Natalie Bennett: Has the government finally accepted the flaws of the ‘free market’?

Free market extremism is a danger to public health.

One of the many coronavirus fiascos was the flight from Turkey that was going to deliver personal protective equipment (PPE) for our hard-pressed medical and care workers.

The government was, it vowed, going to deliver this time. But of course it didn’t.

That little drama got a postscript in the House of Lords yesterday, as the government was forced to concede, in act if not words, that its laissez-faire, let-the-market-run-free ideology cannot survive in our age of economic, environmental and medical shocks.

The venue was a debate about the Enterprise Act 2002 (Share of Supply) (Amendment) Order 2020.

Stay with me; it gets more exciting, I promise.

To put this into plain English, and to give credit to the government minister speaking on the issue, Lord Callanan, he did it well, this Statutory Instrument (SI) adds a new, fourth, justification for the government to intervene on mergers and takeovers on public interest grounds. This was “the need to maintain in the UK the capability to combat and mitigate the effects of public health emergencies”. 

Examples given included a takeover of a company manufacturing PPE. (The other grounds are national security, media plurality and financial stability – the last added after the 2008 financial crash.)
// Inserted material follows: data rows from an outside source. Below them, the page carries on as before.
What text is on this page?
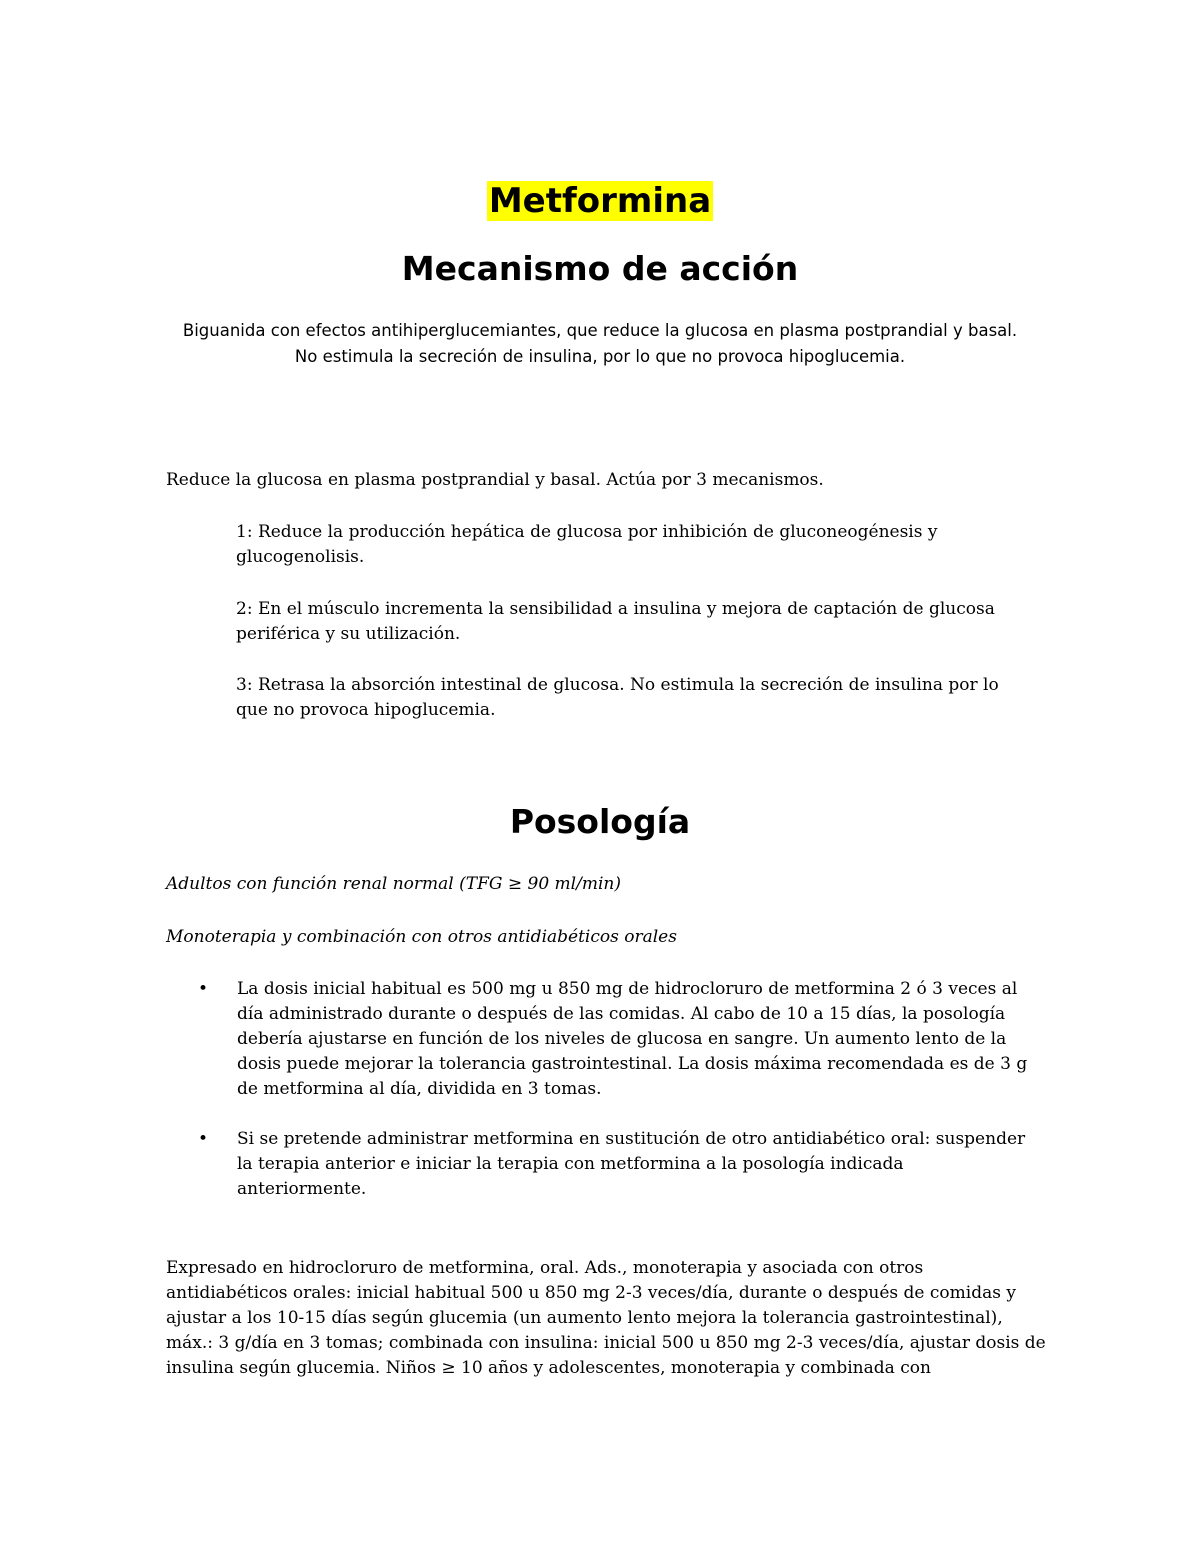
Metformina
Mecanismo de acción

Biguanida con efectos antihiperglucemiantes, que reduce la glucosa en plasma postprandial y basal. No estimula la secreción de insulina, por lo que no provoca hipoglucemia.

Reduce la glucosa en plasma postprandial y basal. Actúa por 3 mecanismos.

1: Reduce la producción hepática de glucosa por inhibición de gluconeogénesis y glucogenolisis.

2: En el músculo incrementa la sensibilidad a insulina y mejora de captación de glucosa periférica y su utilización.

3: Retrasa la absorción intestinal de glucosa. No estimula la secreción de insulina por lo que no provoca hipoglucemia.

Posología

Adultos con función renal normal (TFG ≥ 90 ml/min)

Monoterapia y combinación con otros antidiabéticos orales

• La dosis inicial habitual es 500 mg u 850 mg de hidrocloruro de metformina 2 ó 3 veces al día administrado durante o después de las comidas. Al cabo de 10 a 15 días, la posología debería ajustarse en función de los niveles de glucosa en sangre. Un aumento lento de la dosis puede mejorar la tolerancia gastrointestinal. La dosis máxima recomendada es de 3 g de metformina al día, dividida en 3 tomas.

• Si se pretende administrar metformina en sustitución de otro antidiabético oral: suspender la terapia anterior e iniciar la terapia con metformina a la posología indicada anteriormente.

Expresado en hidrocloruro de metformina, oral. Ads., monoterapia y asociada con otros antidiabéticos orales: inicial habitual 500 u 850 mg 2-3 veces/día, durante o después de comidas y ajustar a los 10-15 días según glucemia (un aumento lento mejora la tolerancia gastrointestinal), máx.: 3 g/día en 3 tomas; combinada con insulina: inicial 500 u 850 mg 2-3 veces/día, ajustar dosis de insulina según glucemia. Niños ≥ 10 años y adolescentes, monoterapia y combinada con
At the same time we debated another SI that allows the government to protect even quite small companies working on artificial intelligence, cryptographic authentication technologies and “advanced materials”.

What was politically interesting about the minister’s speech was his determination to defend the ideology of free markets, of non-intervention in a Britain that for decades has hung a “for sale” sign on anything it could, and been none too fussy who turned up with the cash.

Lord Callanan pledged to the Tory right wing that the government remained wedded to the desire to keep Britain’s companies up for sale to any seller that wants to buy in, even while the obvious and undeniable PPE disaster was forcing action in the opposite direction.

“These orders do not impact on our commitment to an open, international economy. We have always enthusiastically welcomed inward investment and championed international trade,” he proclaimed.

In my short intervention, I had to question his claim that those snapping up so many British companies are not “opportunistic”. 

He doubled down a couple of paragraphs later and proclaimed: “I repeat that the vast majority of investors in this country have entirely noble intentions.” (The word “noble” in this context would surely catch in the throat of even the best-greased public relations operative.)

We know that many British companies – and particularly the providers of outsourced services and formerly public institutions – have been bought by hedge funds, tax haven-based investment vehicles and the non-taxpaying, faceless, unidentifiable entities that have loaded them with debt, milked them for dividends and paid indefensible fat-cat salaries to executives. We are indebted to such ‘radical’ outlets as the Financial Times for highlighting such treatment of water companies, energy firms and care homes

I spoke after the now non-affiliated peer Baroness Falkner of Margravine, a former Liberal Democrat with whom it would be fair to say I don’t always agree on economic matters, but I could only reflect positively on her description of the far greater protections German governments have given to their companies. A highlight of that was the purchase of vaccine firm CureVac to protect it from Donald Trump.

Other peers noted how much stronger the protections and controls are in France, Italy and Spain, compared to the UK.

What was interesting was that the attack from the Tory rightwing – very far to the right indeed these days – did not come. Instead, there were questions about whether the measures went far enough.

The Conservative Earl of Lindsay questioned whether the second measure – with a limit on companies of turnover of more than £1m – shouldn’t cover smaller firms. Lord Holmes of Richmond, now unaffiliated but a former Tory, questioned why distributed ledger technology, nanotechnology and fintech were not included in the second SI.

There was widespread grumbling about the lack of a proper and full legislative process to deal with these issues. A Bill was promised in the Queen’s Speech, but Lord Callanan could only say that he couldn’t provide a timetable for progress on that.

But nonetheless, it was clear that, as Lib Dem Baroness Bowles of Berkhamsted, the government was delivering yesterday a “creep towards a more comprehensive policy” of controlling of inward investment.

That despite, as was raised by a number of peers, the government embarrassingly “losing” earlier this year one of its own, the Conservative Lord Tyrie, as chair of the Competition and Markets Authority. As the Guardian noted: “Last year the CMA sought greater powers from government, including the right to fine companies without going to court, but Tyrie is leaving before the changes he proposed are enacted.” 

  • There were significant but quite technical grounds to object to the way the government was acting with these SIs – taking on extra powers beyond the scope of the epidemic, and failing to provide a timetable for a proposed new Act that would allow parliament to properly and fully scrutinise and debate the plans. This is why as the Green group in the Lords we backed a Labour “regret” motion about the rule changes. 

Natalie Bennett is an associate editor of Left Foot Forward. She is a former leader of the Green Party of England and Wales and a member of the House of Lords.